Sometimes life gets busy, so having healthy and easy breakfast options that are ready to grab ‘n go are so helpful. This nut and seed bread is great because it’s super filling and full of nutrients that help give you an energy boost when you need it most. One loaf lasts me about 5 days, so it’s the perfect recipe to prepare on a Sunday and have it readily available throughout the workweek.
It’s also a good base recipe for you to add your own favorite flavors. I’ve made a Greek olive and rosemary version, a garlic version, and one with some Everything Bagel seasoning mixed in. All were delicious!
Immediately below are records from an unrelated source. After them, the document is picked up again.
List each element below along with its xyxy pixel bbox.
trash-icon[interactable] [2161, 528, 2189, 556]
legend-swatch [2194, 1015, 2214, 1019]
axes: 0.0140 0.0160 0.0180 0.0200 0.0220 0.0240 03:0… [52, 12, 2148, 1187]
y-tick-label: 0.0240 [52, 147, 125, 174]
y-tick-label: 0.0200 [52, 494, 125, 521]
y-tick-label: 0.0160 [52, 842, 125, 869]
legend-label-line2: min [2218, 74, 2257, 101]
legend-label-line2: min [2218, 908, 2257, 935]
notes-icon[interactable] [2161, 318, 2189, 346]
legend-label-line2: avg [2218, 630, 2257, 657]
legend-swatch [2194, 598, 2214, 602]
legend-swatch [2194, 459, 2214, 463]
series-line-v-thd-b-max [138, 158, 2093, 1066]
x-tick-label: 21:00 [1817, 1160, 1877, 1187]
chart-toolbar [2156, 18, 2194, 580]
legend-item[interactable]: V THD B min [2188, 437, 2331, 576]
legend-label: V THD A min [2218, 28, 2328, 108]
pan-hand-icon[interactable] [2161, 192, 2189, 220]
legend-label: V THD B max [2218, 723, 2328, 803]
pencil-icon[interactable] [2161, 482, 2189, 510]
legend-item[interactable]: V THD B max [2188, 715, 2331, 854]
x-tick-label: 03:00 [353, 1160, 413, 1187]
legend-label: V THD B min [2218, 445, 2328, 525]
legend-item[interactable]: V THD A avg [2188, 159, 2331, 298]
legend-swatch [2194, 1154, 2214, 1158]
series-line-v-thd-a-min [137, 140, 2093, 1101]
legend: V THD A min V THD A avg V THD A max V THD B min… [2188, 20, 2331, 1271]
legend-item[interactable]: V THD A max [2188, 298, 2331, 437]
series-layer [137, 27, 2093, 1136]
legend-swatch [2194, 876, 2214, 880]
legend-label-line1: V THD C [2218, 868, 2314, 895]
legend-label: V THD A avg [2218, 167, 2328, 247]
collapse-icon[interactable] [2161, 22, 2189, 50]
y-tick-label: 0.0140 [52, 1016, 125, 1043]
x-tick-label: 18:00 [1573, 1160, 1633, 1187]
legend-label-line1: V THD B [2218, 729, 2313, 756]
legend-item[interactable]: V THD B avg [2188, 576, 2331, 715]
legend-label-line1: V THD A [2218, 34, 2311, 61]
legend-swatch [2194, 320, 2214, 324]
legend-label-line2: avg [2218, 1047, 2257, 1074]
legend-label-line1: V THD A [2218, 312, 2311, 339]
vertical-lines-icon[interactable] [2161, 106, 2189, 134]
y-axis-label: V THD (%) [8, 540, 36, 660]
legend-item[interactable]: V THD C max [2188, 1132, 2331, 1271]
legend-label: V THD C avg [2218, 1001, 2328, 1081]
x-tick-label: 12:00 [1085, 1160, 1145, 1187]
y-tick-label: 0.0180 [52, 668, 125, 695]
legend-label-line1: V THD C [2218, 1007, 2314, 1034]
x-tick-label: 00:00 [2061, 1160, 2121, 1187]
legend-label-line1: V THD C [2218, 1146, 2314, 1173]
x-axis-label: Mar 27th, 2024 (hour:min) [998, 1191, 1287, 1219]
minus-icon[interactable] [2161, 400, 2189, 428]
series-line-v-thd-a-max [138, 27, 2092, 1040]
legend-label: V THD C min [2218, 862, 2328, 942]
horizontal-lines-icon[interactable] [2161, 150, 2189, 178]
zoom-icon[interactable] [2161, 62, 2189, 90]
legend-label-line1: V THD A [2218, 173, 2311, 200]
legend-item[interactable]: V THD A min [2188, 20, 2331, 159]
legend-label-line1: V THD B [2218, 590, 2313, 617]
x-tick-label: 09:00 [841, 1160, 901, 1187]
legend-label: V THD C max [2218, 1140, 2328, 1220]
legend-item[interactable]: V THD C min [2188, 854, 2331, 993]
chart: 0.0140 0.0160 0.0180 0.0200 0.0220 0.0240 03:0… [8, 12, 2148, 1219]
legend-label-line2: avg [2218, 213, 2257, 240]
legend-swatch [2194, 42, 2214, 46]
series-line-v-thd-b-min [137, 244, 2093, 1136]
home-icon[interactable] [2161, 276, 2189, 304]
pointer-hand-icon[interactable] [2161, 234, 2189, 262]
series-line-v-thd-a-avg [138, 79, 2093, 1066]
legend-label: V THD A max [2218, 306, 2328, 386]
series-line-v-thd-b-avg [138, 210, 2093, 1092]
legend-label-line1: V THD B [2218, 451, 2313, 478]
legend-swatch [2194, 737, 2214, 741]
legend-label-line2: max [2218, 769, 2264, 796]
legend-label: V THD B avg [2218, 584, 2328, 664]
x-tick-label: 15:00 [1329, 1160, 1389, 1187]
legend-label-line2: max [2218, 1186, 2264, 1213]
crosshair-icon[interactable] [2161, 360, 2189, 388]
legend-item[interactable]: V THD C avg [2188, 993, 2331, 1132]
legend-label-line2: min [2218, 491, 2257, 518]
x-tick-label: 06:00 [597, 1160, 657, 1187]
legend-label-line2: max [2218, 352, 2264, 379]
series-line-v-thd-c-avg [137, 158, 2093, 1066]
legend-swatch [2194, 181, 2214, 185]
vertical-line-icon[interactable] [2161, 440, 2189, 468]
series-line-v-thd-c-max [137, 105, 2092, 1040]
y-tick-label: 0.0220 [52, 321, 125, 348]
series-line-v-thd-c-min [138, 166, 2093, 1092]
- 1 cup of sunflower seed kernels
- 1 cup of shelled pumpkin seeds
- 3/4 cup of chopped walnuts
- 3/4 cup of flax seeds
- 1/2 cup of sliced almonds
- 1/4 cup of chia seeds
- 3/4 cup of water
- 5 eggs
- 1/4 cup of melted coconut oil
- Mix all the nuts and seeds in a large bowl and add the water. Stir it well and let it soak for at least 2 hours, but longer is better. This helps them break down a bit so they’re easier to digest.
- Once the nuts and seeds are done soaking, beat the eggs and melted coconut oil together.
- Add the egg mixture to the nut/seed bowl and stir well. Then transfer the batter to a loaf pan. Bake at 325F for 60 minutes or until cooked through.
- Once the loaf has cooled, slice it up and add toppings! I added some mashed avocado with a sprinkle of the “Everything but the Bagel” seasoning from Trader Joe’s (plus micro arugula sprouts to make it look prettier). It’s also delicious with cream cheese or tapenade.